The Systems Approach
What I've learned from researching habit formation is that systems beat goals every time. A goal is an outcome you want to achieve. A system is the process you engage in that makes achieving that outcome inevitable. If your goal is to run a marathon, the system is: run three times a week, gradually increasing mileage. If your goal is to read more, the system is: read for 20 minutes before bed each night.
The Resolution Planner helps you break big goals into trackable systems. Instead of vague "exercise more," you set a specific action you'll take daily or weekly. Instead of "save money," you commit to a specific amount transferred to savings each payday.

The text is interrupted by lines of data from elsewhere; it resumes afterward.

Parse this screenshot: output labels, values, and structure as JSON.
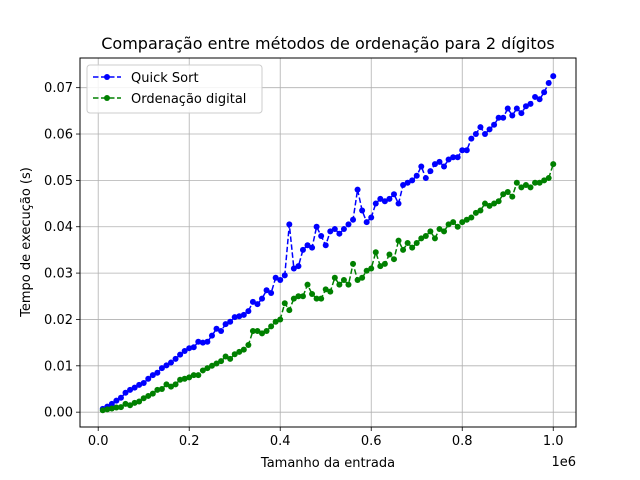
{
  "chart_data": {
    "type": "line",
    "title": "Comparação entre métodos de ordenação para 2 dígitos",
    "xlabel": "Tamanho da entrada",
    "ylabel": "Tempo de execução (s)",
    "x_multiplier_label": "1e6",
    "xlim": [
      -0.04,
      1.05
    ],
    "ylim": [
      -0.0032,
      0.0764
    ],
    "xticks": [
      0.0,
      0.2,
      0.4,
      0.6,
      0.8,
      1.0
    ],
    "xtick_labels": [
      "0.0",
      "0.2",
      "0.4",
      "0.6",
      "0.8",
      "1.0"
    ],
    "yticks": [
      0.0,
      0.01,
      0.02,
      0.03,
      0.04,
      0.05,
      0.06,
      0.07
    ],
    "ytick_labels": [
      "0.00",
      "0.01",
      "0.02",
      "0.03",
      "0.04",
      "0.05",
      "0.06",
      "0.07"
    ],
    "grid": true,
    "legend_position": "upper-left",
    "x": [
      0.01,
      0.02,
      0.03,
      0.04,
      0.05,
      0.06,
      0.07,
      0.08,
      0.09,
      0.1,
      0.11,
      0.12,
      0.13,
      0.14,
      0.15,
      0.16,
      0.17,
      0.18,
      0.19,
      0.2,
      0.21,
      0.22,
      0.23,
      0.24,
      0.25,
      0.26,
      0.27,
      0.28,
      0.29,
      0.3,
      0.31,
      0.32,
      0.33,
      0.34,
      0.35,
      0.36,
      0.37,
      0.38,
      0.39,
      0.4,
      0.41,
      0.42,
      0.43,
      0.44,
      0.45,
      0.46,
      0.47,
      0.48,
      0.49,
      0.5,
      0.51,
      0.52,
      0.53,
      0.54,
      0.55,
      0.56,
      0.57,
      0.58,
      0.59,
      0.6,
      0.61,
      0.62,
      0.63,
      0.64,
      0.65,
      0.66,
      0.67,
      0.68,
      0.69,
      0.7,
      0.71,
      0.72,
      0.73,
      0.74,
      0.75,
      0.76,
      0.77,
      0.78,
      0.79,
      0.8,
      0.81,
      0.82,
      0.83,
      0.84,
      0.85,
      0.86,
      0.87,
      0.88,
      0.89,
      0.9,
      0.91,
      0.92,
      0.93,
      0.94,
      0.95,
      0.96,
      0.97,
      0.98,
      0.99,
      1.0
    ],
    "series": [
      {
        "name": "Quick Sort",
        "color": "#0000ff",
        "values": [
          0.0007,
          0.0012,
          0.0018,
          0.0025,
          0.0031,
          0.0042,
          0.0048,
          0.0053,
          0.0059,
          0.0063,
          0.0072,
          0.008,
          0.0085,
          0.0095,
          0.0101,
          0.0107,
          0.0115,
          0.0124,
          0.0132,
          0.0138,
          0.014,
          0.0152,
          0.015,
          0.0152,
          0.0165,
          0.018,
          0.0175,
          0.019,
          0.0195,
          0.0205,
          0.0207,
          0.021,
          0.0218,
          0.0238,
          0.0233,
          0.0245,
          0.0263,
          0.0257,
          0.029,
          0.0285,
          0.0295,
          0.0405,
          0.031,
          0.0315,
          0.035,
          0.036,
          0.0355,
          0.04,
          0.038,
          0.036,
          0.039,
          0.0395,
          0.0385,
          0.0395,
          0.0405,
          0.0415,
          0.048,
          0.0435,
          0.041,
          0.042,
          0.045,
          0.046,
          0.0455,
          0.046,
          0.047,
          0.045,
          0.049,
          0.0495,
          0.05,
          0.051,
          0.053,
          0.0505,
          0.052,
          0.0535,
          0.054,
          0.053,
          0.0545,
          0.055,
          0.055,
          0.0565,
          0.0565,
          0.059,
          0.06,
          0.0615,
          0.06,
          0.061,
          0.062,
          0.0635,
          0.0635,
          0.0655,
          0.064,
          0.0655,
          0.0645,
          0.066,
          0.0665,
          0.068,
          0.0675,
          0.069,
          0.071,
          0.0725
        ]
      },
      {
        "name": "Ordenação digital",
        "color": "#008000",
        "values": [
          0.0004,
          0.0006,
          0.0008,
          0.001,
          0.0011,
          0.0018,
          0.0015,
          0.002,
          0.0023,
          0.003,
          0.0035,
          0.004,
          0.0048,
          0.005,
          0.006,
          0.0055,
          0.006,
          0.007,
          0.0072,
          0.0075,
          0.008,
          0.008,
          0.009,
          0.0095,
          0.01,
          0.0105,
          0.011,
          0.012,
          0.0115,
          0.0125,
          0.013,
          0.0135,
          0.0145,
          0.0175,
          0.0175,
          0.017,
          0.0175,
          0.0185,
          0.0195,
          0.02,
          0.0235,
          0.022,
          0.0245,
          0.025,
          0.025,
          0.0275,
          0.0255,
          0.0245,
          0.0245,
          0.0265,
          0.026,
          0.029,
          0.0275,
          0.0285,
          0.0275,
          0.032,
          0.0285,
          0.029,
          0.0305,
          0.031,
          0.0345,
          0.0315,
          0.032,
          0.034,
          0.033,
          0.037,
          0.035,
          0.0365,
          0.0355,
          0.0365,
          0.0375,
          0.038,
          0.039,
          0.0375,
          0.0395,
          0.039,
          0.0405,
          0.041,
          0.04,
          0.041,
          0.0415,
          0.042,
          0.043,
          0.0435,
          0.045,
          0.0445,
          0.045,
          0.0455,
          0.047,
          0.0475,
          0.0465,
          0.0495,
          0.0485,
          0.049,
          0.0485,
          0.0495,
          0.0495,
          0.05,
          0.0505,
          0.0535
        ]
      }
    ]
  }
}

Start Smaller Than You Think
The biggest resolution killer is trying to do too much at once. If you want to build an exercise habit, start with five minutes a day, not an hour. If you want to eat better, add one healthy meal per day, not a complete diet overhaul. The point isn't the initial behavior change—it's proving to yourself that you can maintain consistency. Once you've done five minutes daily for a month, expanding to ten minutes feels natural, not overwhelming.
Accountability Matters
Most people don't keep resolutions because there's no accountability. Share your resolutions with someone who'll check in on your progress. Use the Resolution Planner to track progress weekly. When you know someone else is watching—or when you've committed publicly—failure feels more costly. This isn't about shame; it's about creating the conditions for success.